The security round the Old Quad was impressive. Even with the princess’s twins dogging my every step, my royal pass was looking decidedly crumpled and not a little grubby before I made it to the main gate. And there, not even a letter signed by the king himself was enough to save me from a weapons search by a Finder, and an accredited one at that. No doubt every other Accredited Finder in the city, and by first light half the bloody island, must have hit the streets doing whatever it was that Finders did. All the unaccredited ones would be out trying their luck as well: a quick route to accreditation if one’s luck proved good—not to mention yet another motive. The corridor off which the king slept, or paced, or ranted, was so packed with palace guards I felt a bit like a spring salmon myself. The chief must have remembered just how much I hated crowds. He’d left orders that the prince’s rooms were to be sealed, and Officer Bittern was to be allowed in alone. All it took was a drop of blood on some new-fangled device out of the Ministry of Names, all whirring brass cogs and winking coloured lights, ‘just to confirm your identity, sir,’ and I was in.
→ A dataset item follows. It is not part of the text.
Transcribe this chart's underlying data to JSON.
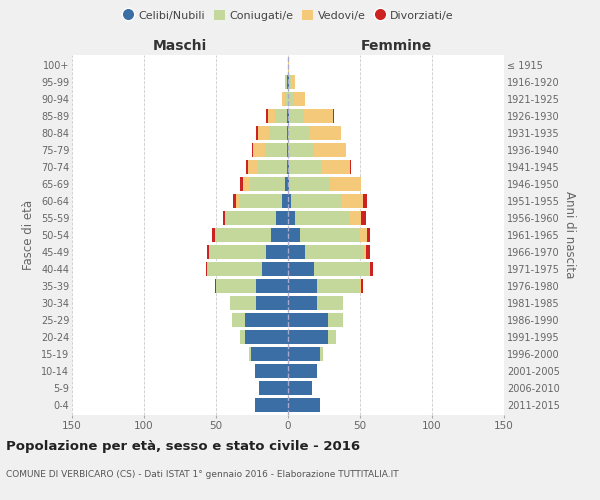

In wasn’t what I’d expected. For a start the ceiling was low enough I kept ducking at all the beams. There was more furniture per square foot of polished oak floor than anywhere I’d ever set foot in before. It reminded me of one of those little antiques and collectibles places in the River Quarter, you know the sort I mean. One of those shops where a guy like me wandering in off the street would get the proprietor sending his boy for the nearest CHOP. It was the kind of room that would have been gloomy if it hadn’t been for all the magelights and would have been dusty if it hadn’t been for all the servants. As it was, everything was polished to such a shine that the light bounced round and round and round like a bat trapped in a room with a candle. It was enough to make a man’s eyes cross even if he hadn’t been woken in the middle of the night by a couple of goons.
I plopped myself down on the nearest couch and sucked my finger till it stopped threatening to add little brown polka dots to the striped cream on cream silk. Not the colour scheme I’d have picked out for a thirteen year old boy, but what did I know, I’d never had kids. None that anybody had bothered telling me about, at least. I cast around for something to put my feet up on, but the low tables within reach all had fancy inlay or marquetry tops, and even I wasn’t uncouth enough to put my boots on something like that. So I just breathed out slowly and tried to stop all the little cogs in my brain from whirring, and just be. Tried to let the room tell me what it wanted about the boy who’d lived here once. Anthar. Hope. But if his spirit had ever lingered here it’d been scrubbed away by the cleaners and rubbed away by the polishers till there was nothing left. Wherever the prince was, it wasn’t here. There wasn’t a lot of point in me hanging around either, so I took the cable down the hill to the waterfront.